Dix nouvelles, tous suspects avec Sabine Dormond

 
23 septembre 2016

Lu par Francis Richard.

Le titre a un parfum de déjà-lu, et pourtant il titille les narines du lecteur curieux. Pensez donc: un recueil de nouvelles, d'histoires courtes et bien montées, signées de l'auteure Sabine Dormond. "Le Parfum du soupçon" tient son lectorat en haleine en instillant, dans chacune de ses dix nouvelles rédigées de manière fluide, un fumet d'incertitude qui permet à l'écrivaine de mener chacune et chacun... par le bout du nez: les surprises sont au rendez-vous.

Le lecteur familier de l'auteure trouvera celle-ci fidèle à elle-même: tout au long du récit, on trouvera une tendresse face à certains groupes de population dont la vie n'est pas forcément évidente sous nos latitudes ou, d'une manière plus large, à ceux qu'on peut voir comme des victimes: prisonniers, migrants. Cela, quitte à, parfois réserver, d'une manière manichéenne, le mauvais rôle à "l'homme occidental blanc de nationalité suisse": fonctionnaire indélicat, maton obtus ou écrivain spoliateur (dans la nouvelle "Ruban rouge").

Reste que la rédemption est possible, et l'auteure sait flatter le lecteur en le prenant par les sentiments.
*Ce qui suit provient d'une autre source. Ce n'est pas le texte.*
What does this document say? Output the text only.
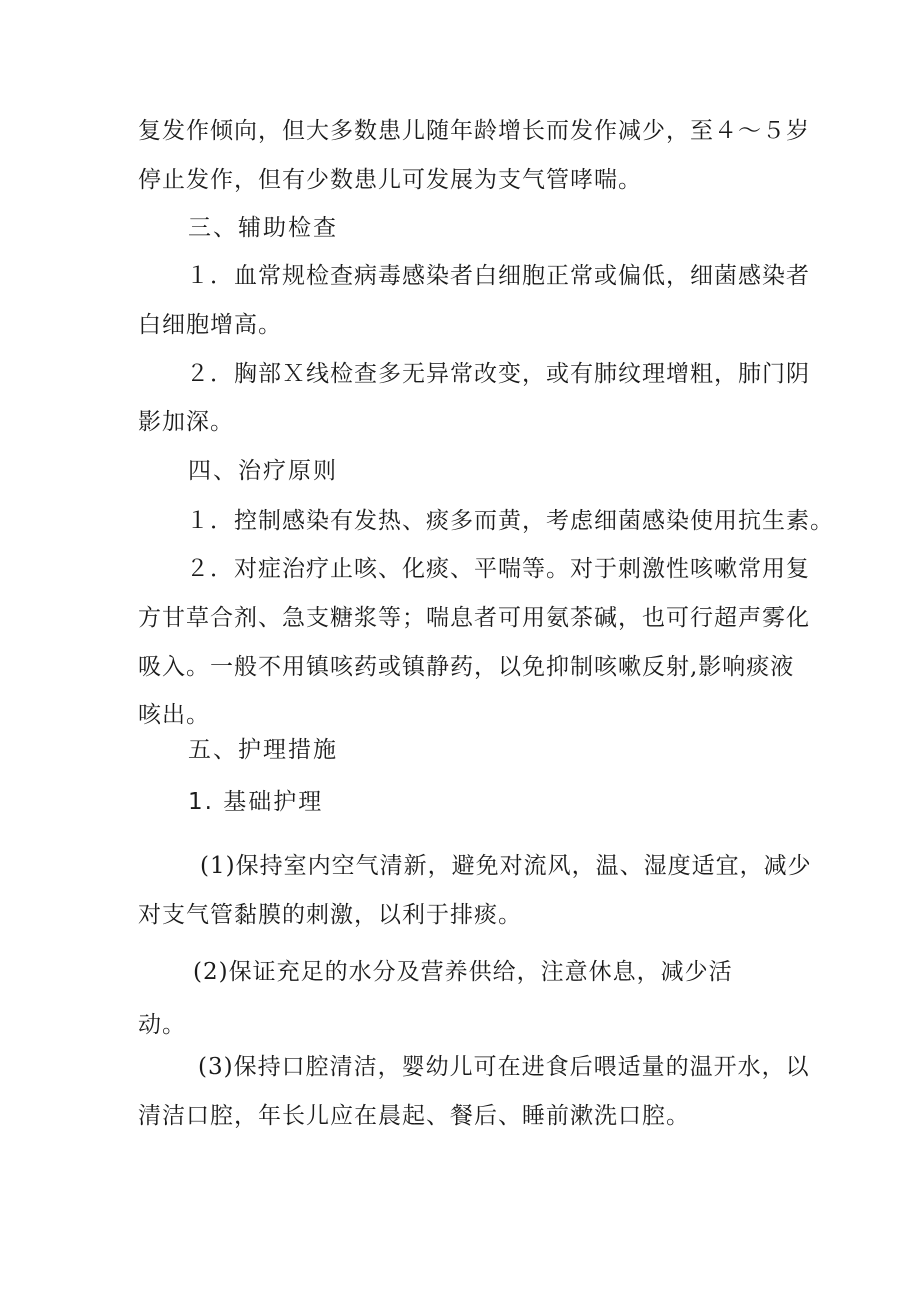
复发作倾向，但大多数患儿随年龄增长而发作减少，至４～５岁
停止发作，但有少数患儿可发展为支气管哮喘。
三、辅助检查
１．血常规检查病毒感染者白细胞正常或偏低，细菌感染者
白细胞增高。
２．胸部Ｘ线检查多无异常改变，或有肺纹理增粗，肺门阴
影加深。
四、治疗原则
１．控制感染有发热、痰多而黄，考虑细菌感染使用抗生素。
２．对症治疗止咳、化痰、平喘等。对于刺激性咳嗽常用复
方甘草合剂、急支糖浆等；喘息者可用氨茶碱，也可行超声雾化
吸入。一般不用镇咳药或镇静药，以免抑制咳嗽反射,影响痰液
咳出。
五、护理措施
1. 基础护理
(1)保持室内空气清新，避免对流风，温、湿度适宜，减少
对支气管黏膜的刺激，以利于排痰。
(2)保证充足的水分及营养供给，注意休息，减少活
动。
(3)保持口腔清洁，婴幼儿可在进食后喂适量的温开水，以
清洁口腔，年长儿应在晨起、餐后、睡前漱洗口腔。
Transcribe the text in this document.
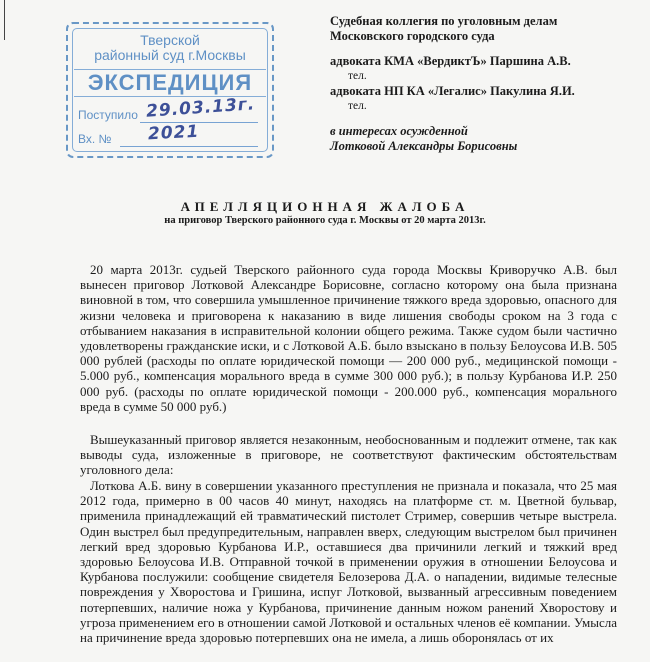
Тверской
районный суд г.Москвы
ЭКСПЕДИЦИЯ
Поступило
Вх. №
29.03.13г.
2021
Судебная коллегия по уголовным делам
Московского городского суда
адвоката КМА «ВердиктЪ» Паршина А.В.
тел.
адвоката НП КА «Легалис» Пакулина Я.И.
тел.
в интересах осужденной
Лотковой Александры Борисовны
АПЕЛЛЯЦИОННАЯ ЖАЛОБА
на приговор Тверского районного суда г. Москвы от 20 марта 2013г.

20 марта 2013г. судьей Тверского районного суда города Москвы Криворучко А.В. был вынесен приговор Лотковой Александре Борисовне, согласно которому она была признана виновной в том, что совершила умышленное причинение тяжкого вреда здоровью, опасного для жизни человека и приговорена к наказанию в виде лишения свободы сроком на 3 года с отбыванием наказания в исправительной колонии общего режима. Также судом были частично удовлетворены гражданские иски, и с Лотковой А.Б. было взыскано в пользу Белоусова И.В. 505 000 рублей (расходы по оплате юридической помощи — 200 000 руб., медицинской помощи - 5.000 руб., компенсация морального вреда в сумме 300 000 руб.); в пользу Курбанова И.Р. 250 000 руб. (расходы по оплате юридической помощи - 200.000 руб., компенсация морального вреда в сумме 50 000 руб.)

Вышеуказанный приговор является незаконным, необоснованным и подлежит отмене, так как выводы суда, изложенные в приговоре, не соответствуют фактическим обстоятельствам уголовного дела:

Лоткова А.Б. вину в совершении указанного преступления не признала и показала, что 25 мая 2012 года, примерно в 00 часов 40 минут, находясь на платформе ст. м. Цветной бульвар, применила принадлежащий ей травматический пистолет Стример, совершив четыре выстрела. Один выстрел был предупредительным, направлен вверх, следующим выстрелом был причинен легкий вред здоровью Курбанова И.Р., оставшиеся два причинили легкий и тяжкий вред здоровью Белоусова И.В. Отправной точкой в применении оружия в отношении Белоусова и Курбанова послужили: сообщение свидетеля Белозерова Д.А. о нападении, видимые телесные повреждения у Хворостова и Гришина, испуг Лотковой, вызванный агрессивным поведением потерпевших, наличие ножа у Курбанова, причинение данным ножом ранений Хворостову и угроза применением его в отношении самой Лотковой и остальных членов её компании. Умысла на причинение вреда здоровью потерпевших она не имела, а лишь оборонялась от их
On en donnera pour preuve la nouvelle "La gueule de l'emploi", qui met en scène un activiste de droite dure. Si le personnage principal, Michel, semble devenir fou, c'est la lecture qui va le sauver. Reste-t-il un activiste de droite à la fin de la nouvelle? C'est surtout devenu un lecteur, et peu importe qu'il soit fan d'Aragon ou de Brasillach. L'évolution est décrite en finesse, quitte à ce que le migrant - en l'espèce un médecin syrien réduit à l'exil et à la mendicité par la guerre - y joue, par un concours de circonstances, un rôle bénéfique. Tendresse, ai-je dit...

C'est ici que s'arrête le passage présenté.